Trabajar con / después de la COVID-19

 

Ángel Ferrero

Reproducimos a continuación la ponencia realizada en el curso Conflictología 2020: la COVID y otras pandemias del sistema, organizada por el Servei Civil Internacional de Catalunya, que tuvo lugar el 17 de diciembre de 2020.

El tema de esta sesión es cómo la pandemia de la COVID-19 ha afectado al mundo del trabajo y qué consecuencias puede tener a corto y medio plazo. Como sabemos, la pandemia ha conmocionado el mundo del trabajo: las restricciones para evitar la propagación del nuevo coronavirus, desde el distanciamiento social hasta los confinamientos pasando por el uso generalizado de la mascarilla o los controles diarios de temperatura, han obligado a muchas empresas a reorganizarse o a detener su actividad por completo, y, allí donde ha sido posible, pasar al teletrabajo, al que más adelante volveré con más detenimiento.

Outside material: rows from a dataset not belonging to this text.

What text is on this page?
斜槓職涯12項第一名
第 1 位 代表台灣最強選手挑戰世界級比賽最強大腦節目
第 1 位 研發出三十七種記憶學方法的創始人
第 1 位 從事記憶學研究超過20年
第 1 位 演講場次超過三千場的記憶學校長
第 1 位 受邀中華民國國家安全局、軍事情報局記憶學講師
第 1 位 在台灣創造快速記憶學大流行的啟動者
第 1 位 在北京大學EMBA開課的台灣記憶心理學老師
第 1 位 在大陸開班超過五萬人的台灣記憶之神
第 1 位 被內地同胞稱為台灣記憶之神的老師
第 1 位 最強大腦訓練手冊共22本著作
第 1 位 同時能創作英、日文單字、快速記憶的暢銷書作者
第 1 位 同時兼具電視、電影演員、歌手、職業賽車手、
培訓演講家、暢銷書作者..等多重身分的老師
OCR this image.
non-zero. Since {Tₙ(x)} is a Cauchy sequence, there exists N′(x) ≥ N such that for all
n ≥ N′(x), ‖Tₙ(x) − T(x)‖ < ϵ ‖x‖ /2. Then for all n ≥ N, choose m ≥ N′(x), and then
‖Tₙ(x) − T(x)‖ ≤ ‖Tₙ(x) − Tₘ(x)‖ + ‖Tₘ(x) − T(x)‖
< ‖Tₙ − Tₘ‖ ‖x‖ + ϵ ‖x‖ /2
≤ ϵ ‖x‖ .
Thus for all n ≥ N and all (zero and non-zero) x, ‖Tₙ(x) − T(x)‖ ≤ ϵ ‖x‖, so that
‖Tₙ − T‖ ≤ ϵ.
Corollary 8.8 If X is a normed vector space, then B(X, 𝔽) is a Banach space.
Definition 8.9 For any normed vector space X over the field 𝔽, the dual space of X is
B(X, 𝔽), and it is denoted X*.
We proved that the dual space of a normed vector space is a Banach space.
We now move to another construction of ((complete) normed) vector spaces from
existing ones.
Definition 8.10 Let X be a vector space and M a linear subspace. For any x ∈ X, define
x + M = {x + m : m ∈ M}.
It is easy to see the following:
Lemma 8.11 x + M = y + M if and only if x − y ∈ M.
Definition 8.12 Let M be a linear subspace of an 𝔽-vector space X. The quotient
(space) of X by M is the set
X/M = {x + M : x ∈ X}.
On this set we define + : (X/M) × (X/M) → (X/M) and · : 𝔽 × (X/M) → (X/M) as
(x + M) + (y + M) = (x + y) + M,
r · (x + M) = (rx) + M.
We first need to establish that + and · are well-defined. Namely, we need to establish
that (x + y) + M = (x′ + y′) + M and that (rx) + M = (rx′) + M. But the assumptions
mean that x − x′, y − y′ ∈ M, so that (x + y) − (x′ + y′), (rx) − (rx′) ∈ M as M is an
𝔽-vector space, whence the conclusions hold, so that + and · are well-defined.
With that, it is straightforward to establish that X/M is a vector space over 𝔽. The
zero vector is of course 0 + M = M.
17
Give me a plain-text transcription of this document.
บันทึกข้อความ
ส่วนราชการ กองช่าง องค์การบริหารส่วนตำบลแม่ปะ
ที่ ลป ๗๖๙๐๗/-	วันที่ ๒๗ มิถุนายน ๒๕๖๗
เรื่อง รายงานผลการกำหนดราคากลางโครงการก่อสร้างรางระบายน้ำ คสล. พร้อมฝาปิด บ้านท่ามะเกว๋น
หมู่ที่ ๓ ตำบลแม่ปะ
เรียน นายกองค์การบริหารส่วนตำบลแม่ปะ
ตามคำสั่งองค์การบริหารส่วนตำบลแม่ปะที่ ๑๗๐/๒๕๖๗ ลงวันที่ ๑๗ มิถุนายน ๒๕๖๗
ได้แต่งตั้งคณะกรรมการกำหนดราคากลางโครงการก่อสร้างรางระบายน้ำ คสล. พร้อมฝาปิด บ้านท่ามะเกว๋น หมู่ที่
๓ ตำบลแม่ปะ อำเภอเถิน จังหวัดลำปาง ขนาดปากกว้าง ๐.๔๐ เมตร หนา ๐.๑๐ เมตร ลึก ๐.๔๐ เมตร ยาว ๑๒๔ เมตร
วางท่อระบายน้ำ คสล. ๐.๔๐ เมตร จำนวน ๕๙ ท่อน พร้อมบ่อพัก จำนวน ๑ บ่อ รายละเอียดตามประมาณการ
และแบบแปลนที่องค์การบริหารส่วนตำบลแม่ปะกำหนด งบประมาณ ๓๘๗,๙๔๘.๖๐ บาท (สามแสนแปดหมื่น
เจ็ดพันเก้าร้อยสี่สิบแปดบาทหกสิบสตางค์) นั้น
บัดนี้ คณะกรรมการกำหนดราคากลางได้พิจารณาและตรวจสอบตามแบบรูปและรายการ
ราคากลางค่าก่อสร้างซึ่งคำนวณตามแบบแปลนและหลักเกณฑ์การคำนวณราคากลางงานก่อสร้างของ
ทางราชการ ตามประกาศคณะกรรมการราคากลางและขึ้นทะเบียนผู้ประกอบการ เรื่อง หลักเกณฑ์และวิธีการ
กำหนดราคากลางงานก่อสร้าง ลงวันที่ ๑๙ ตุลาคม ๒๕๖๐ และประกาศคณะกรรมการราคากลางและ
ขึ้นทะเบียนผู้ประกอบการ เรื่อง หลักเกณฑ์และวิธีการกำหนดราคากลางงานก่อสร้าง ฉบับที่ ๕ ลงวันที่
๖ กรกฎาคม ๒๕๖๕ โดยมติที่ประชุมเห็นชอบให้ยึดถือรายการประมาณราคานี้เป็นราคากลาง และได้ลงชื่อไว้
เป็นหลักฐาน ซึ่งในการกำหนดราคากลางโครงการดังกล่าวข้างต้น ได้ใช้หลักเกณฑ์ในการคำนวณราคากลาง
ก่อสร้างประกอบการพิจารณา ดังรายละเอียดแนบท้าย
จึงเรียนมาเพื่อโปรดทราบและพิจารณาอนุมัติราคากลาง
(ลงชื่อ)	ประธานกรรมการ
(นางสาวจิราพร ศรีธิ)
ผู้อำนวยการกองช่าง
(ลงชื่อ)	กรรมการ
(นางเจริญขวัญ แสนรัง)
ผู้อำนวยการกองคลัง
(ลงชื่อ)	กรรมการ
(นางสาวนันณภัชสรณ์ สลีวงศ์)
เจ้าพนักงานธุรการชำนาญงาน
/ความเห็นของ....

El carácter transnacional de muchas de estas compañías ha facilitado la transmisión rápida del virus hasta convertirlo en una pandemia, una característica alcanzada en esta fase reciente del capitalismo que conocemos como “globalización”. Como consecuencia de ello, se han experimentado interrupciones en las cadenas de fabricación y distribución globales, cuyos eslabones geográficamente son en ocasiones muy distantes, y cuando se ha retomado la producción se han producido cuellos de botella, provocando turbulencias en la economía mundial.

En algunos sectores hemos visto cifras que chocaban. En el sector de la aviación, por poner un ejemplo, la Organización de Aviación Civil Internacional (ICAO), una de las agencias de la ONU, calculó en marzo pérdidas de entre 198.000 y 273.000 millones de dólares. En los meses siguientes se sucedieron los anuncios de planes de restructuración que pasaban por la eliminación de puestos de trabajo en el sector de la aviación o el del automóvil después de conocerse pérdidas multimillonarias: 4.500 puestos de trabajo en easyJet en mayo; 15.000 en la empresa de suministros del automóvil ZF, también en mayo; 6.000 puestos de trabajo en BMW en el mes de junio; o 9.500 puestos de trabajo en el Grupo MAN en el mes de septiembre. No todas las empresas han perdido en esta crisis. Las grandes beneficiarias han sido, como es notorio, las empresas de software, las de comercio electrónico y las de ocio digital. Amazon es sin duda el caso más conocido: según Forbes, la fortuna personal de su fundador, Jeff Bezos, pasó de 115.000 millones de dólares en el mes de enero a 200.000 millones de dólares en el mes de agosto, una cifra sin precedentes en la historia. Pero también han registrado ganancias importantes Alphabet (el nombre del conglomerado del que forma parte Google), Microsoft o Facebook.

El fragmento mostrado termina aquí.